Boredom is promoted in our society, as the antidote to boredom is buying more things, going on more holidays and disliking others more for being less bored than you. That creates an environment where evil can flourish, the type of evil that is above boredom, and is ready to pounce on those negative feelings. Sure, we can eat grapes all year round thanks to globalisation, but that isn’t enough to feel happy, is it? No – we’re bored of all of that. Yet, while we sit bored, Putin is invading Ukraine, Amazon is the only company left in the world and James Corden still has a career, despite being a despicable human being who would pander to an autocratic psychopath if it would advance his career in any way possible. Avarice [greed] is held in high-esteem, whilst being satisfied is looked down upon, as if one is never supposed to feel content with what they have.

Yet even I, with my erudite [learned] understanding of ennui [boredom], occasionally fall into the trap. I’ll be sitting at home, too tired to read and the evening still too young for me to go to sleep, and I’ll think to myself – “isn’t life boring?” I wait for a response from the universe… nothing. Knew it; that would be too interesting. The mind can enter a free-fall mode when it is in this sort of defeatist mood. Everything reinforces that negative feeling; you message a friend to see what they’re doing and they don’t text you back for 30 minutes… well they obviously despise you and think you’re boring and don’t like you and are probably sat talking to someone about how annoying you are right that very second. You get off the sofa and try to cook something, but you’re out of that one spice that you need… so you plan on going to the shop, but the shop closes in 20 minutes. Besides, they never have that ingredient anyway – they’re always sold out of it. You’re always walking up to the shelf just as the last one is snatched up by someone better looking than you, right in front of your very eyes. Then you hate them for taking it, and for being better looking than you. They probably never get bored.

But there are people in the world who have a curiosity which pays dividends. Simple things can deliver a world of intrigue and pleasure, if allowed.
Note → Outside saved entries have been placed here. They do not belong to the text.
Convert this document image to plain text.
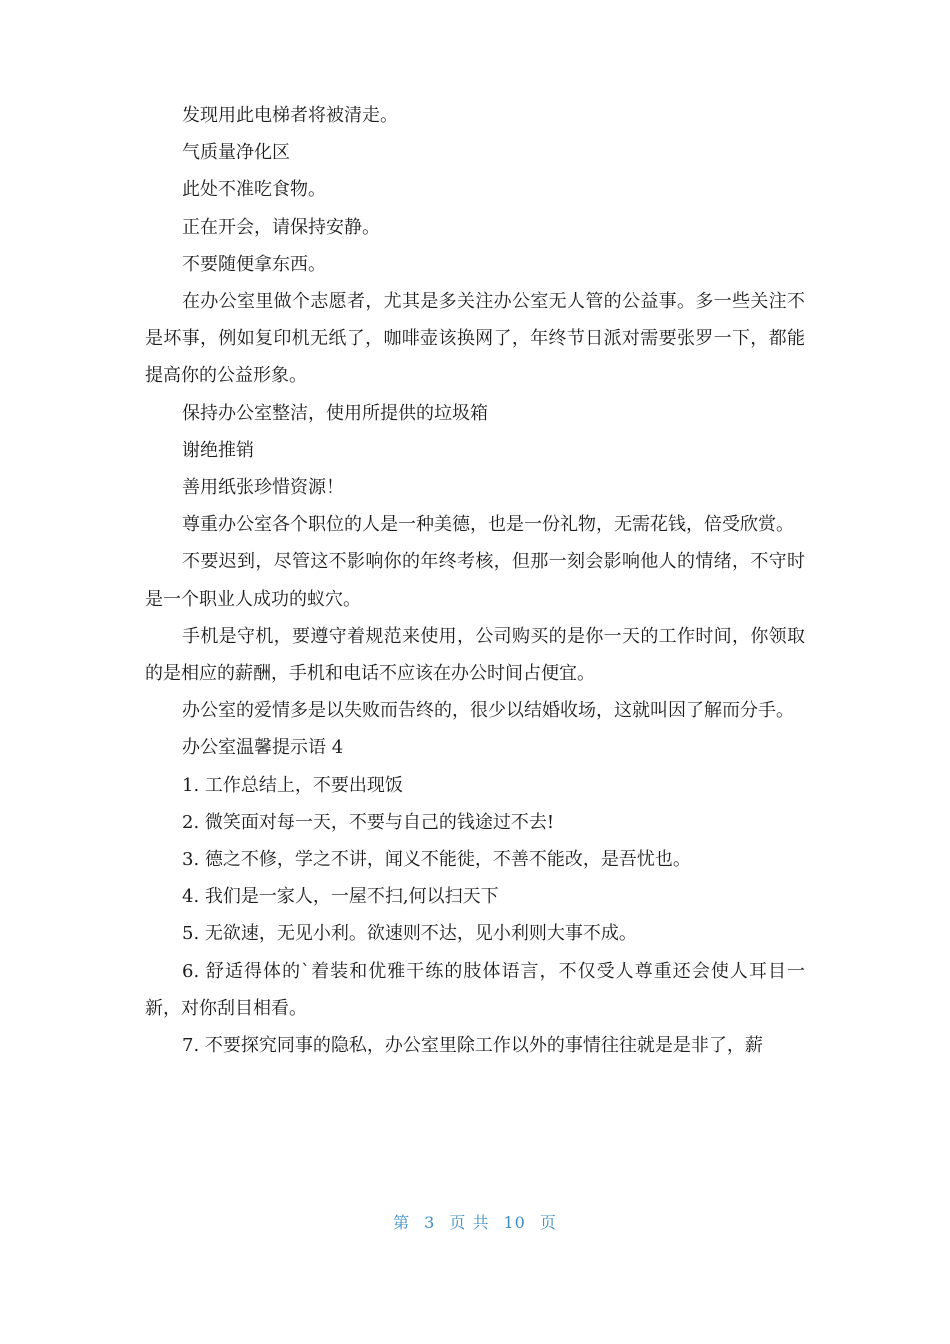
发现用此电梯者将被清走。

气质量净化区

此处不准吃食物。

正在开会，请保持安静。

不要随便拿东西。

在办公室里做个志愿者，尤其是多关注办公室无人管的公益事。多一些关注不是坏事，例如复印机无纸了，咖啡壶该换网了，年终节日派对需要张罗一下，都能提高你的公益形象。

保持办公室整洁，使用所提供的垃圾箱

谢绝推销

善用纸张珍惜资源！

尊重办公室各个职位的人是一种美德，也是一份礼物，无需花钱，倍受欣赏。

不要迟到，尽管这不影响你的年终考核，但那一刻会影响他人的情绪，不守时是一个职业人成功的蚁穴。

手机是守机，要遵守着规范来使用，公司购买的是你一天的工作时间，你领取的是相应的薪酬，手机和电话不应该在办公时间占便宜。

办公室的爱情多是以失败而告终的，很少以结婚收场，这就叫因了解而分手。

办公室温馨提示语 4

1. 工作总结上，不要出现饭

2. 微笑面对每一天，不要与自己的钱途过不去!

3. 德之不修，学之不讲，闻义不能徙，不善不能改，是吾忧也。

4. 我们是一家人，一屋不扫,何以扫天下

5. 无欲速，无见小利。欲速则不达，见小利则大事不成。

6. 舒适得体的`着装和优雅干练的肢体语言，不仅受人尊重还会使人耳目一新，对你刮目相看。

7. 不要探究同事的隐私，办公室里除工作以外的事情往往就是是非了，薪

第 3 页 共 10 页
For me, I like to find interesting words and write them down in the Notes application of my phone. I’ve got a long list of interesting words, with a short definition next to each, so I can trawl back through them when I’m sat around drinking my coffee in the morning, and recite the ones that I particularly like back to myself. Sometimes the sound of a word is pleasing, such as the word ‘vexatious’, which is defined as ‘causing or tending to cause annoyance, frustration, or worry’. Other words have a pleasing definition, such as the word ‘syllogism’, which is defined as ‘an instance of a form of reasoning in which a conclusion is drawn from two given or assumed propositions’.
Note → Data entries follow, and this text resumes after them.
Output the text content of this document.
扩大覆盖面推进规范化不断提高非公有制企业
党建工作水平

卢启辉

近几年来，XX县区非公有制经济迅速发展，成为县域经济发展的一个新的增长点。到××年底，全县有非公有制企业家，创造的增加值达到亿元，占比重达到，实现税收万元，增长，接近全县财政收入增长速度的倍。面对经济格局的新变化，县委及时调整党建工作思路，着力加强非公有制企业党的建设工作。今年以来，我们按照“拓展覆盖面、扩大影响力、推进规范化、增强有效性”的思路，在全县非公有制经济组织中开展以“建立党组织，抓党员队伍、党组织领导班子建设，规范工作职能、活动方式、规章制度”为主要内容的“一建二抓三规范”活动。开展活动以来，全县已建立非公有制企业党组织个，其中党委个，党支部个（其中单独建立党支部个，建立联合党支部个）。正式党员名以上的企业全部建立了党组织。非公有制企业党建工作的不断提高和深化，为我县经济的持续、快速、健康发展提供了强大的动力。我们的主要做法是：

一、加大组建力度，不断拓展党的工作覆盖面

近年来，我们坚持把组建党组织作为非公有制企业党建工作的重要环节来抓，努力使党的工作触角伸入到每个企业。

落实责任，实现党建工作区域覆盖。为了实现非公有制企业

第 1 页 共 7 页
(Vexatious actually sounds cool to say AND has a pleasing definition, but I couldn’t squander an opportunity to use ANOTHER word as an example).
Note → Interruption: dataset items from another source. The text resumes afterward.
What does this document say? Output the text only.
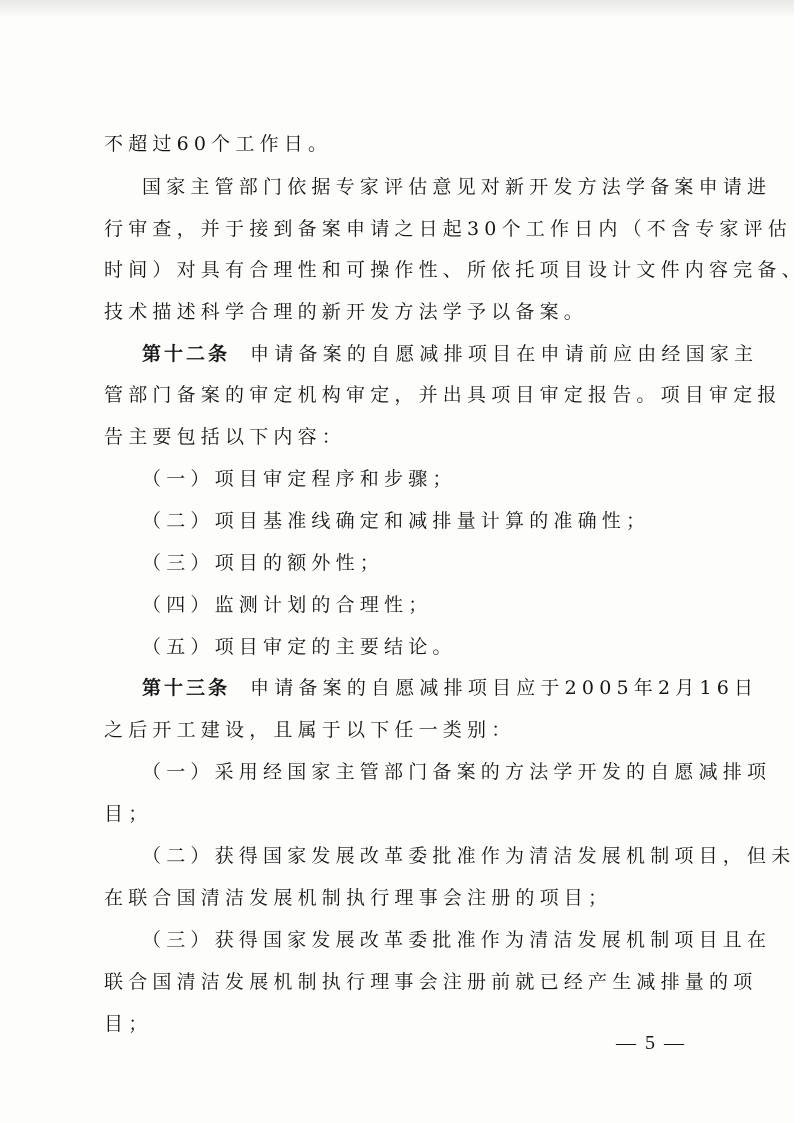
不超过60个工作日。
国家主管部门依据专家评估意见对新开发方法学备案申请进
行审查，并于接到备案申请之日起30个工作日内（不含专家评估
时间）对具有合理性和可操作性、所依托项目设计文件内容完备、
技术描述科学合理的新开发方法学予以备案。
第十二条 申请备案的自愿减排项目在申请前应由经国家主
管部门备案的审定机构审定，并出具项目审定报告。项目审定报
告主要包括以下内容：
（一）项目审定程序和步骤；
（二）项目基准线确定和减排量计算的准确性；
（三）项目的额外性；
（四）监测计划的合理性；
（五）项目审定的主要结论。
第十三条 申请备案的自愿减排项目应于2005年2月16日
之后开工建设，且属于以下任一类别：
（一）采用经国家主管部门备案的方法学开发的自愿减排项
目；
（二）获得国家发展改革委批准作为清洁发展机制项目，但未
在联合国清洁发展机制执行理事会注册的项目；
（三）获得国家发展改革委批准作为清洁发展机制项目且在
联合国清洁发展机制执行理事会注册前就已经产生减排量的项
目；
— 5 —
Well, I am declaring war on being bored. My promise to myself is to never be bored again. Not by burying myself in social plans and never being alone; no. I’m going to become a master of being alone. I am going to abandon my loquacious [talkative] nature, which demands that I seek out large groups of friends and make them laugh until their jaws hurt (which I am an expert at on my good days, honestly). I’m going to watch paint dry for so long that I am engaged in it’s story, like watching Breaking Bad, or the first 5 seasons of Dexter (and strictly no further). I’m going to read the dictionary for fun – riding the pages like a rollercoaster, until I slam the back page closed and wonder where the time went. I’ll read the dictionary with such enthusiasm that my sobriquet [nickname] will be ‘Dictionary Dan’! My dictionary will be my closest confidant, never to be read sub rosa [in private].